China’s Reform Blueprint Broken Down by Keyword
China’s new reform plan is a 21,000-character beast of a document. One quick and dirty way to get a sense of the Communist Party’s priorities is to look at which keywords popped up most often in the blueprint.
China’s new reform plan is a beast of a document that would run to more than 46 pages if you counted each of its 21,000-plus characters as an English word. Analysts are still picking through it, and probably will be for weeks and months to come. In the meantime, one quick and dirty way to get a sense of the Communist Party’s priorities is to look at which keywords popped up most often in the blueprint.
It will come as little surprise, given the nature of the document, that reform (改革) tops the list with 144 mentions. Given the party’s preference for economic over political reform, it’s also not a shock that economy (经济), with 77 mentions, comes in ahead of politics (政治), which appeared a modest 18 times.
Dig down deeper, however, and the messages get a bit more mixed.
Is the party committed to loosening the state’s hold on the economy?
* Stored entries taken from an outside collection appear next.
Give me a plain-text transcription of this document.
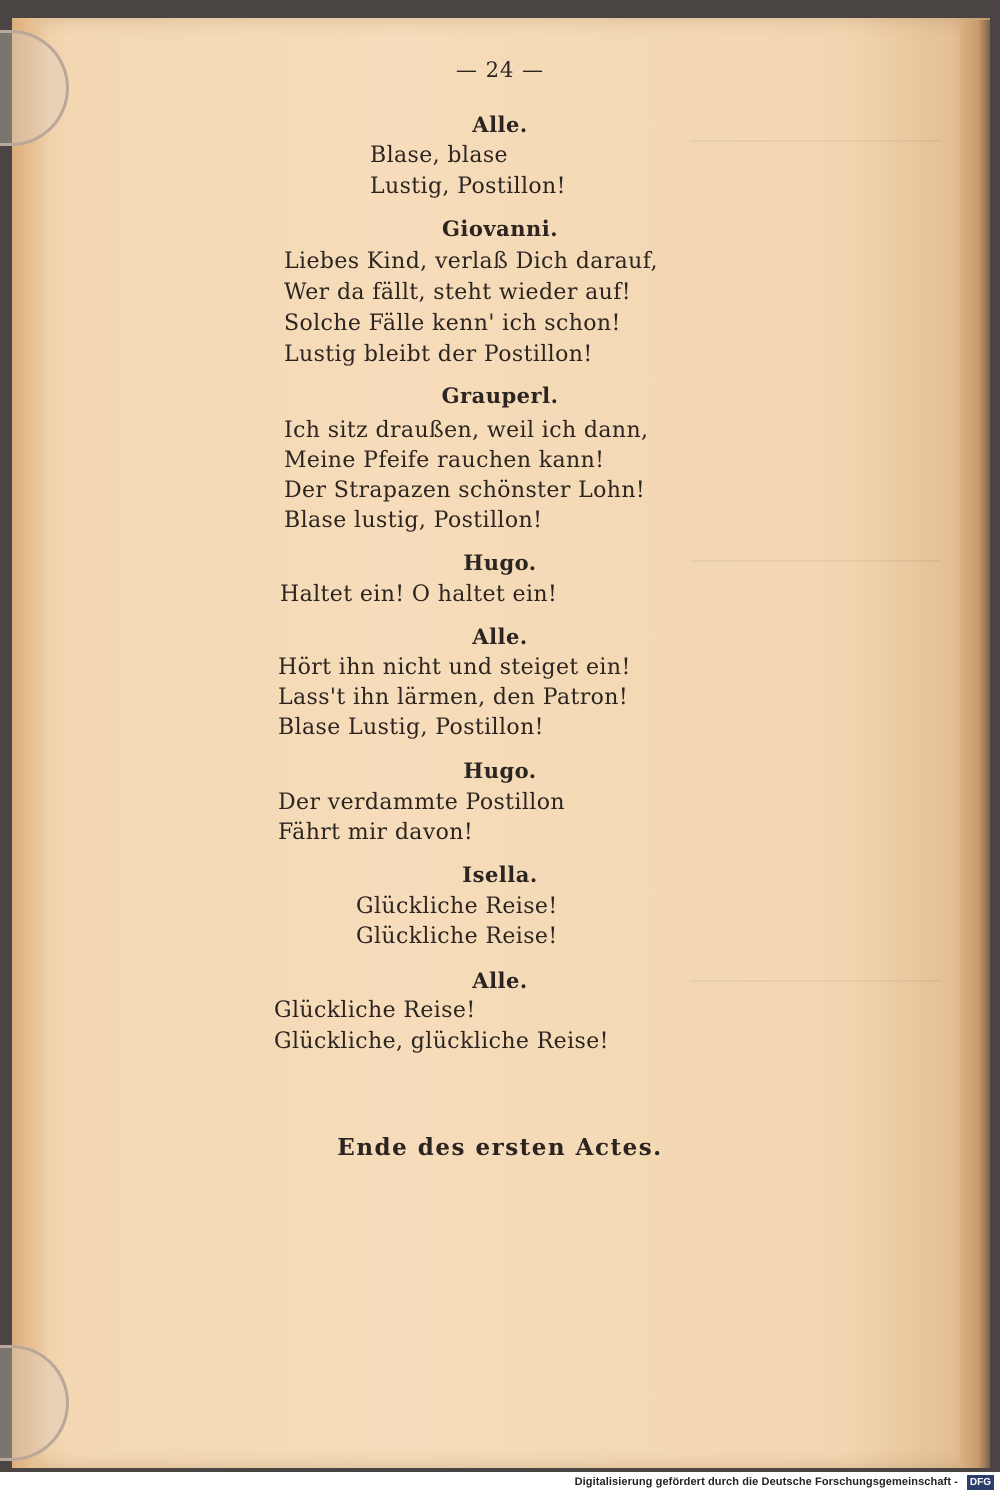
— 24 —
Alle.
Blase, blase
Lustig, Postillon!
Giovanni.
Liebes Kind, verlaß Dich darauf,
Wer da fällt, steht wieder auf!
Solche Fälle kenn' ich schon!
Lustig bleibt der Postillon!
Grauperl.
Ich sitz draußen, weil ich dann,
Meine Pfeife rauchen kann!
Der Strapazen schönster Lohn!
Blase lustig, Postillon!
Hugo.
Haltet ein! O haltet ein!
Alle.
Hört ihn nicht und steiget ein!
Lass't ihn lärmen, den Patron!
Blase Lustig, Postillon!
Hugo.
Der verdammte Postillon
Fährt mir davon!
Isella.
Glückliche Reise!
Glückliche Reise!
Alle.
Glückliche Reise!
Glückliche, glückliche Reise!
Ende des ersten Actes.
Digitalisierung gefördert durch die Deutsche Forschungsgemeinschaft -	DFG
A strong emphasis on the market (市场, 84 mentions) would suggest so. And yet the “private” in private enterprise (私营, one mention) gets short shrift compared with “state-owned” (国有, 39 mentions). In similar fashion, China’s new leaders would seem to be moving away from the previous leadership’s obsession with stability (稳定), which appears a mere 10 times, but they have a lot to say about security (安全, 35 mentions), which it could be argued is just stability by another name.
And despite Beijing’s insistence that China is a country ruled by law, the paucity of relevant legal reform vocabulary implies the country’s leaders are more concerned with other topics. Law (法律) and rule of law (法治) get a modest 18 shout-outs each, while the constitution (宪法) and human rights (人权) get seven and four mentions, respectively.
Context matters, of course. In a few instances, for example, the blueprint talks about limiting the grip of state-owned enterprises in certain sectors. Still, the overall numbers at least offer a rough picture of what the party is willing to discuss.
Significantly, the most beloved keyword of political reform advocates, constitutionalism (宪政), appears not at all.